Idstein:

Nicht nur die sehr gute Nutzung der Kapazität spricht für das Ansehen des Kreiskrankenhauses Idstein in der Öffentlichkeit, auch Presseberichte lassen es immer wieder erkennen. So hieß zum Beispiel in der Pfingstausgabe 1968 der Idsteiner Zeitung die Überschrift zum Artikel über den Prüfungsbericht 1966: "Stetig wachsendes Vertrauen zu den Kreiskrankenhäusern", wobei das Idsteiner Haus besonders hervorgehoben wurde. Am 5. März 1969 war zu lesen: "Idsteiner Krankenhaus überbelegt. Kranke werden immer gut versorgt", wenngleich "Kranke oder Verletzte auch hin und wieder mit ihrem Krankenbett im Korridor stehen. Doch das, so konnte uns Chefarzt Dr. Volkmann glaubhaft versichern, tut einer guten ärztlichen Betreuung keinen Abbruch".
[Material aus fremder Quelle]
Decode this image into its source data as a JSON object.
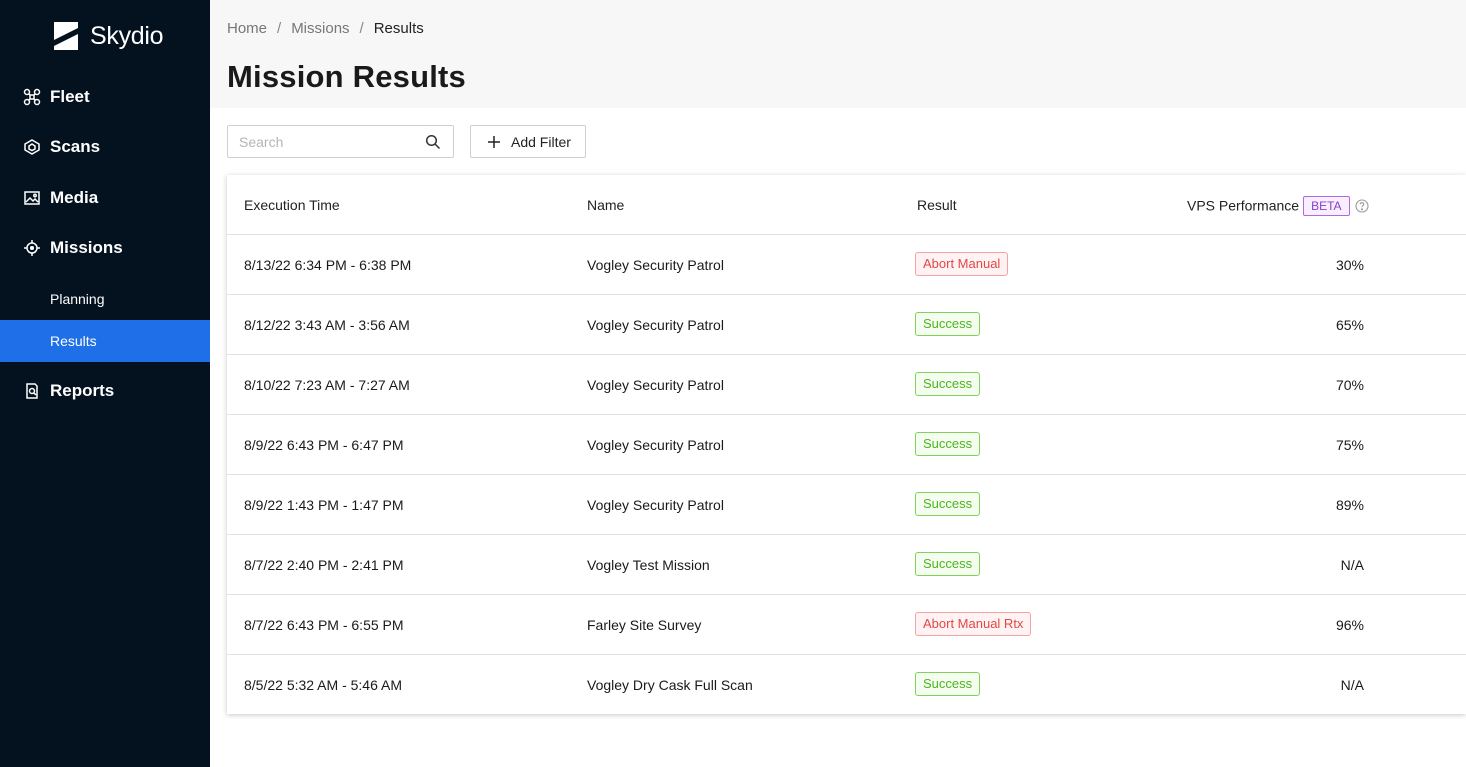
{
  "brand": {
    "name": "Skydio"
  },
  "sidebar": {
    "items": [
      {
        "label": "Fleet",
        "icon": "drone-icon"
      },
      {
        "label": "Scans",
        "icon": "scan-icon"
      },
      {
        "label": "Media",
        "icon": "image-icon"
      },
      {
        "label": "Missions",
        "icon": "target-icon"
      },
      {
        "label": "Reports",
        "icon": "report-icon"
      }
    ],
    "sub_items": [
      {
        "label": "Planning",
        "active": false
      },
      {
        "label": "Results",
        "active": true
      }
    ],
    "colors": {
      "background": "#04111f",
      "active": "#1f6fe8"
    }
  },
  "header": {
    "breadcrumb": [
      "Home",
      "Missions",
      "Results"
    ],
    "title": "Mission Results"
  },
  "toolbar": {
    "search_placeholder": "Search",
    "search_value": "",
    "add_filter_label": "Add Filter"
  },
  "table": {
    "columns": [
      "Execution Time",
      "Name",
      "Result",
      "VPS Performance"
    ],
    "beta_label": "BETA",
    "rows": [
      {
        "time": "8/13/22 6:34 PM - 6:38 PM",
        "name": "Vogley Security Patrol",
        "result": "Abort Manual",
        "status": "abort",
        "vps": "30%"
      },
      {
        "time": "8/12/22 3:43 AM - 3:56 AM",
        "name": "Vogley Security Patrol",
        "result": "Success",
        "status": "success",
        "vps": "65%"
      },
      {
        "time": "8/10/22 7:23 AM - 7:27 AM",
        "name": "Vogley Security Patrol",
        "result": "Success",
        "status": "success",
        "vps": "70%"
      },
      {
        "time": "8/9/22 6:43 PM - 6:47 PM",
        "name": "Vogley Security Patrol",
        "result": "Success",
        "status": "success",
        "vps": "75%"
      },
      {
        "time": "8/9/22 1:43 PM - 1:47 PM",
        "name": "Vogley Security Patrol",
        "result": "Success",
        "status": "success",
        "vps": "89%"
      },
      {
        "time": "8/7/22 2:40 PM - 2:41 PM",
        "name": "Vogley Test Mission",
        "result": "Success",
        "status": "success",
        "vps": "N/A"
      },
      {
        "time": "8/7/22 6:43 PM - 6:55 PM",
        "name": "Farley Site Survey",
        "result": "Abort Manual Rtx",
        "status": "abort",
        "vps": "96%"
      },
      {
        "time": "8/5/22 5:32 AM - 5:46 AM",
        "name": "Vogley Dry Cask Full Scan",
        "result": "Success",
        "status": "success",
        "vps": "N/A"
      }
    ],
    "status_colors": {
      "success": "#4bb51b",
      "abort": "#e04848"
    }
  }
}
Besonders aufschlußreich ist hierzu ein Kommentar, den die Idsteiner Zeitung im Februar 1970 unter der Überschrift "Krankenhaus mit Herz" veröffentlichte - leider ohne Namen oder wenigstens Namenszeichen des Verfassers. Ein Kernsatz des hier im Faksimile wiedergegebenen Textes lautet: "Das ganze TEAM ist liebenswert"! Die Überschrift wurde später von Herrn Dr. Achenbach in chirurgischem Sinn modifiziert und im erweiterten Sinne aufgegriffen, wenn er häufig sagte: "Wir sind ein Krankenhaus mit Herz und Hand".
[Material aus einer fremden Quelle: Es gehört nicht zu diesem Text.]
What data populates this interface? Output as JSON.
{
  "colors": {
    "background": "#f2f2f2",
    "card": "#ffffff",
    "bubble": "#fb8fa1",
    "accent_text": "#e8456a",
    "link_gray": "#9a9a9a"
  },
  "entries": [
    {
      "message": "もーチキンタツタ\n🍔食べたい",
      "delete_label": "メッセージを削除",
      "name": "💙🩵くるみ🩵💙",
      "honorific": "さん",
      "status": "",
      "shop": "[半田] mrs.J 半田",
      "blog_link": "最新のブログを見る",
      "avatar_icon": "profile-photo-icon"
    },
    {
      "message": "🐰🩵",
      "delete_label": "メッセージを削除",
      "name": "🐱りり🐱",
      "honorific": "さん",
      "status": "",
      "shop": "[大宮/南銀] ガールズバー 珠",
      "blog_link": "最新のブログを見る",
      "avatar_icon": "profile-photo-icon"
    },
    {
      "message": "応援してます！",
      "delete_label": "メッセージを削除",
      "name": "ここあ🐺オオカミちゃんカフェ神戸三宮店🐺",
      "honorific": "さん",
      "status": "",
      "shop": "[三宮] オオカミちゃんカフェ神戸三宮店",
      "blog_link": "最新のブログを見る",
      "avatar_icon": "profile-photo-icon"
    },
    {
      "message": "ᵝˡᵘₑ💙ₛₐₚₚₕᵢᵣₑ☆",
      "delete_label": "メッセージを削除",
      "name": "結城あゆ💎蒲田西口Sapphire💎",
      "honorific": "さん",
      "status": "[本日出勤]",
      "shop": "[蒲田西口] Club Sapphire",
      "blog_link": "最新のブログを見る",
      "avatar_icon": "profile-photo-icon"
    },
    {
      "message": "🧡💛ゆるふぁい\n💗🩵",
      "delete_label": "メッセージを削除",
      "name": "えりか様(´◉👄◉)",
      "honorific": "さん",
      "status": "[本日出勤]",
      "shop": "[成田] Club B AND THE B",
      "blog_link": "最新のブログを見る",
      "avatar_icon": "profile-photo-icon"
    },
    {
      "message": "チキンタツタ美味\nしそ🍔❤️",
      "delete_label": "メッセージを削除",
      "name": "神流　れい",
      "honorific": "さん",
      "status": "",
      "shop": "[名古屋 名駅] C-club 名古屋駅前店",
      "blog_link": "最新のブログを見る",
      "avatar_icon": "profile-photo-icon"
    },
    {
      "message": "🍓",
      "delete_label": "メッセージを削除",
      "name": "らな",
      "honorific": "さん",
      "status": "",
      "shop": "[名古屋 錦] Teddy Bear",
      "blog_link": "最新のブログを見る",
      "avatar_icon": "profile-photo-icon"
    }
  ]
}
Die Anerkennung fand schließlich auch Ausdruck bei Würdigung von Persönlichkeiten. So hieß es zum 25jährigen Dienstjubiläum der Operationsschwester Maria Rimpel unter anderem: "Es ist eine schwere, verantwortungsreiche Aufgabe, der sich Schwester Maria mit Freude verschrieben hat... Durch ihr gleichbleibend freundliches und ausgleichendes Wesen ist Schwester Maria eine geschätzte Mitarbeiterin". Schwester Maria ging 1974 in den Ruhestand, hat aber in den folgenden Jahren noch häufig im Krankenhaus ausgeholfen, insbesondere dann, wenn ihre Nachfolgerin Schwester Johanna Linne verdienten Urlaub machte oder sich zur Fortbildung befand.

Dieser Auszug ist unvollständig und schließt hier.